People are more sensitive about killing lobsters than other animals.
Few diners cringe at the thought of a fish slowly suffocating to death or being slaughtered on the deck of a boat, but there is considerable more stress associated with dropping Maine’s icon into a pot of boiling water.
The Lobster Institute in Maine maintains that the lobster’s primitive nervous system is most similar to the nervous system of an insect. Lobsters react to sudden stimulus, like twitching their tails when placed in boiling water, but they don’t have complex brains that allow them to process pain like humans and other animals do.
“Do you have the same concern when you kill a fly or a mosquito?” asks Robert Bayer, executive director of the Lobster Institute. “Cooking a lobster is like cooking a big bug.”
Most consumers still don’t see it that way. Lobsters inspire more compassion than chicken, pork, or other fish because it is one of the few foods that urbanites have to kill themselves when cooking.
The research on whether or not these creatures feel pain, however, is still inconclusive.

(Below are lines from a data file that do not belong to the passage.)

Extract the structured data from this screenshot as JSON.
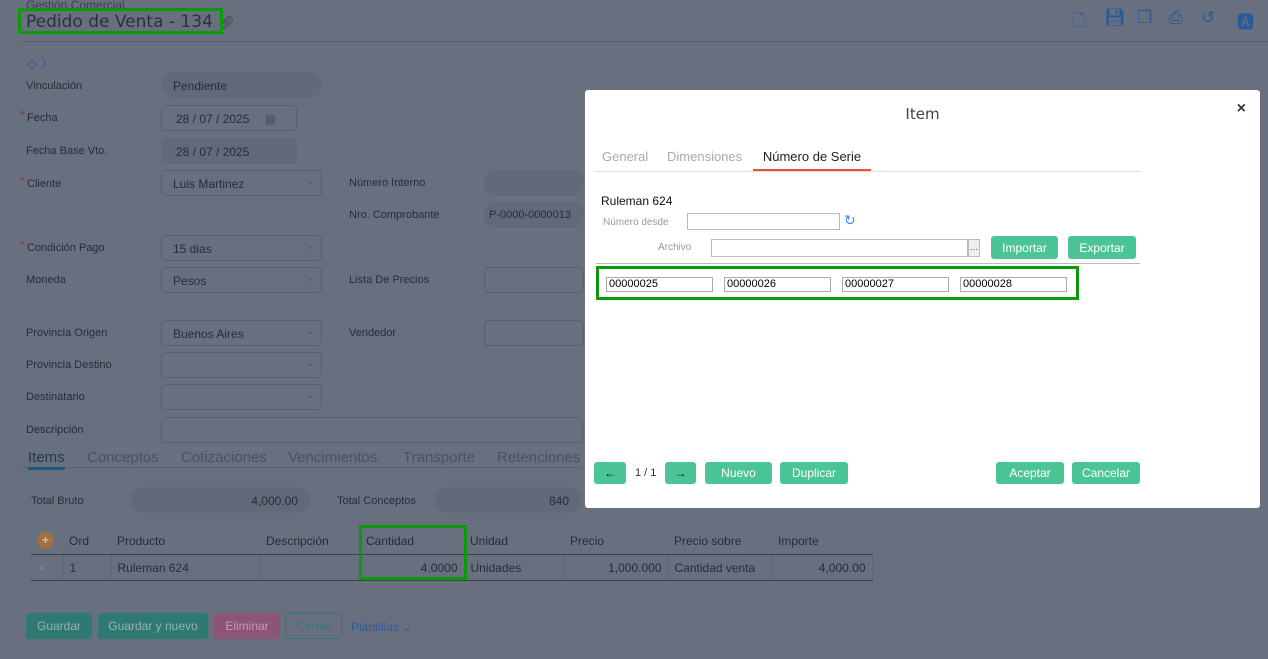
{
  "header": {
    "breadcrumb": "Gestión Comercial",
    "title": "Pedido de Venta - 134"
  },
  "toolbar": [
    "new-document-icon",
    "save-icon",
    "copy-icon",
    "print-icon",
    "history-icon",
    "pdf-icon"
  ],
  "form": {
    "vinculacion": {
      "label": "Vinculación",
      "value": "Pendiente"
    },
    "fecha": {
      "label": "Fecha",
      "value": "28 / 07 / 2025"
    },
    "fecha_base": {
      "label": "Fecha Base Vto.",
      "value": "28 / 07 / 2025"
    },
    "cliente": {
      "label": "Cliente",
      "value": "Luis Martinez"
    },
    "numero_interno": {
      "label": "Número Interno",
      "value": ""
    },
    "nro_comprobante": {
      "label": "Nro. Comprobante",
      "value": "P-0000-0000013"
    },
    "condicion_pago": {
      "label": "Condición Pago",
      "value": "15 dias"
    },
    "moneda": {
      "label": "Moneda",
      "value": "Pesos"
    },
    "lista_precios": {
      "label": "Lista De Precios",
      "value": ""
    },
    "provincia_origen": {
      "label": "Provincia Origen",
      "value": "Buenos Aires"
    },
    "vendedor": {
      "label": "Vendedor",
      "value": ""
    },
    "provincia_destino": {
      "label": "Provincia Destino",
      "value": ""
    },
    "destinatario": {
      "label": "Destinatario",
      "value": ""
    },
    "descripcion": {
      "label": "Descripción",
      "value": ""
    }
  },
  "tabs": [
    "Items",
    "Conceptos",
    "Cotizaciones",
    "Vencimientos",
    "Transporte",
    "Retenciones"
  ],
  "totals": {
    "bruto_label": "Total Bruto",
    "bruto": "4,000.00",
    "conceptos_label": "Total Conceptos",
    "conceptos": "840"
  },
  "items_table": {
    "headers": [
      "Ord",
      "Producto",
      "Descripción",
      "Cantidad",
      "Unidad",
      "Precio",
      "Precio sobre",
      "Importe"
    ],
    "rows": [
      [
        "1",
        "Ruleman 624",
        "",
        "4.0000",
        "Unidades",
        "1,000.000",
        "Cantidad venta",
        "4,000.00"
      ]
    ]
  },
  "actions": {
    "guardar": "Guardar",
    "guardar_nuevo": "Guardar y nuevo",
    "eliminar": "Eliminar",
    "cerrar": "Cerrar",
    "plantillas": "Plantillas"
  },
  "modal": {
    "title": "Item",
    "tabs": [
      "General",
      "Dimensiones",
      "Número de Serie"
    ],
    "active_tab": "Número de Serie",
    "product": "Ruleman 624",
    "numero_desde_label": "Número desde",
    "numero_desde": "",
    "archivo_label": "Archivo",
    "archivo": "",
    "importar": "Importar",
    "exportar": "Exportar",
    "serials": [
      "00000025",
      "00000026",
      "00000027",
      "00000028"
    ],
    "pager": "1 / 1",
    "nuevo": "Nuevo",
    "duplicar": "Duplicar",
    "aceptar": "Aceptar",
    "cancelar": "Cancelar"
  },
  "colors": {
    "accent_green": "#4cc596",
    "highlight": "#0a9a0a",
    "tab_active": "#e8533a",
    "link": "#2b6cb5"
  }
}
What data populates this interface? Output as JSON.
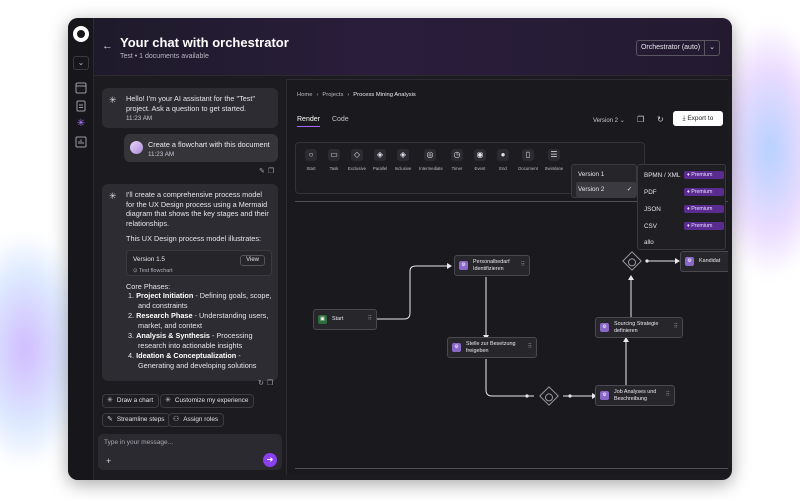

Earlier this year, a scientist from Queen’s University in Belfast argued that lobsters and other crustaceans probably do feel pain, on the grounds that crabs in a study learned to avoid a hideaway where they were repeatedly given an electric shock. A Norwegian study from 2005 concluded the opposite: lobsters do not have brains, so they do not feel pain.
In 2006, Whole Foods banned the sale of live lobsters and crabs in its stores (with the exception of those in Maine) citing that transporting, storing, and cooking live animals was inhumane. A video released by PETA on Tuesday showing live lobsters being ripped apart by hand at a processor in Maine has again struck a chord with animal rights groups.
We will never know how the lobster feels, which is why the Institute focuses on ways to cook lobster so that “it minimizes our own trauma,” says Bayer.
He suggests putting the lobster in either fresh cold water or chilling it in the freezer (without freezing it) before cooking. Both methods, according to Bayer, will “put the lobster to sleep.”
One Maine processor uses an 80,000-pound machine called the “Big Mother Shucker” to kill lobsters in just six seconds using high water pressure.
Another option is the CrustaStun, a device that home chefs can purchase for several thousand dollars to “zap lobster’s nervous system in one jolt,” says Trevor Corson, author of “The Secret Life of Lobsters.”
A large kitchen knife will also make for a quick death when cooks hold the lobster upside down and slice it in half from the tail to the head. Corson provides step-by-step instructions for this method on his blog.
As for the most humane way to kill a lobster, “there’s no absolute answer,” says Bayer. It’s based on what we perceive as pain or perhaps hear as “screams,” even if those sounds are just the steam escaping the lobster’s shell.